The picturesque village of Feock, on Cornwall’s south coast, is not an obvious place for a battle. It sits on a peaceful estuary just south of Truro, where the River Fal becomes the Carrick Roads on its way to the sea. On a rare sunny morning in mid-May, sailing boats and ribs bob contentedly at their moorings. Dog walkers amble along the beach. Beneath the placid surface, however, tensions are reaching boiling point as Cornwall prepares for its busiest summer ever. “It feels like the calm before the storm,” says Alastair Smith, who owns the kayak rental business on Loe beach. “We’re going to get hit, which is good. Normally I only get bookings on the day, but this year I’m booked for late August. People are thinking ahead.”
In recent weeks, however, Feock has become an epicentre of rising tension. In April, a local roofer, John Carnon, reported that his motorboat had been targeted, its hull damaged. One night a little later on, Mike Bastian, an oyster fisherman, was awoken by a call telling him his boat’s anchor had been cut and its battery smashed. Without the quick actions of his family, the boat would have sunk. The family called the police. Bastian said he was “gutted” and that “people like this need hounding out because they’re horrible people.” He put a sign up on his boat saying. “Please leave the boat alone, leaving friendly Feock on Tuesday.”
Bastian’s daughter, Erin, said she suspected that the vandals were local second-home owners, whose views might have been impeded by the boat’s mast. “People are protective of their lands, views and beautiful, massive second homes,” she told reporters. “I find it shocking that a local person could do this to another — to actively damage another’s livelihood so callously in such a calculated manner.” On a Facebook page, Sarah Hill weighed in: “I have never known such un-welcoming people in such a beautiful place to non-Cornish people. Always blaming outsiders first, without evidence. Shame the people aren’t as nice as Cornwall itself.” These are not isolated incidents. Up and down the coast, there are reports of property being damaged or going missing. If the cases in Feock are unusual, it’s because the aggression is being directed at the locals rather than the incomers. Often it is the other way round. In nearby St Agnes, Steve Ridholls, a former policeman, put up a sign saying: ‘No more second homes (our village is dying!!)’.

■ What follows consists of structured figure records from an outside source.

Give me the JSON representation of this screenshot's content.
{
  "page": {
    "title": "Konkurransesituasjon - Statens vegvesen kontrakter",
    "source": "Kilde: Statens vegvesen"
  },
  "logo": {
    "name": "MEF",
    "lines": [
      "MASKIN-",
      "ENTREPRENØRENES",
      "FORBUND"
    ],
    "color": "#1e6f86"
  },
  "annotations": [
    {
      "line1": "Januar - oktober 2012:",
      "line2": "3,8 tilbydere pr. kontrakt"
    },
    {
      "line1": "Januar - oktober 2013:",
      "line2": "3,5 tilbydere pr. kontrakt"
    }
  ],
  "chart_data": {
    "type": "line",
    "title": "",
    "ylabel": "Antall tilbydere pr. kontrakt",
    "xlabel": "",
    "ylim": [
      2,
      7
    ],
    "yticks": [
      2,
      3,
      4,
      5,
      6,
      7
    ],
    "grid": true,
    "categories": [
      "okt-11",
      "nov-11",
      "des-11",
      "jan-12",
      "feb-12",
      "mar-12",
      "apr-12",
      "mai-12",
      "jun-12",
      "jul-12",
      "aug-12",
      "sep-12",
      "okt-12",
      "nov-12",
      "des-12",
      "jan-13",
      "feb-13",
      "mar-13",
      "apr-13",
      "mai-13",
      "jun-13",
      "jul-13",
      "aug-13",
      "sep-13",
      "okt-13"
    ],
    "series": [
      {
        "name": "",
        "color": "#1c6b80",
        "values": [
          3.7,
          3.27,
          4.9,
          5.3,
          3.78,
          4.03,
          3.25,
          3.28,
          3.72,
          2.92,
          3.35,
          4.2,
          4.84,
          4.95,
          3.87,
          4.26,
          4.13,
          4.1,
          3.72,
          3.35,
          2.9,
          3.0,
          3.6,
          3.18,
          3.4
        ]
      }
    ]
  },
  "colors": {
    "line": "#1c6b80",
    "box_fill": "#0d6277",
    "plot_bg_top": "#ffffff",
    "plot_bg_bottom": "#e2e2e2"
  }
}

Nonetheless the vandalism encapsulates the struggles of a county where relations have long been fraught between the rich and poor, residents and tourists, locals and incomers, blow-ins or ‘emmets’, in Cornish slang. For all its gorgeous Grand Designs homes and manor houses, the county is also one of the most deprived in the UK, with stubbornly high unemployment and an economy increasingly reliant on tourism.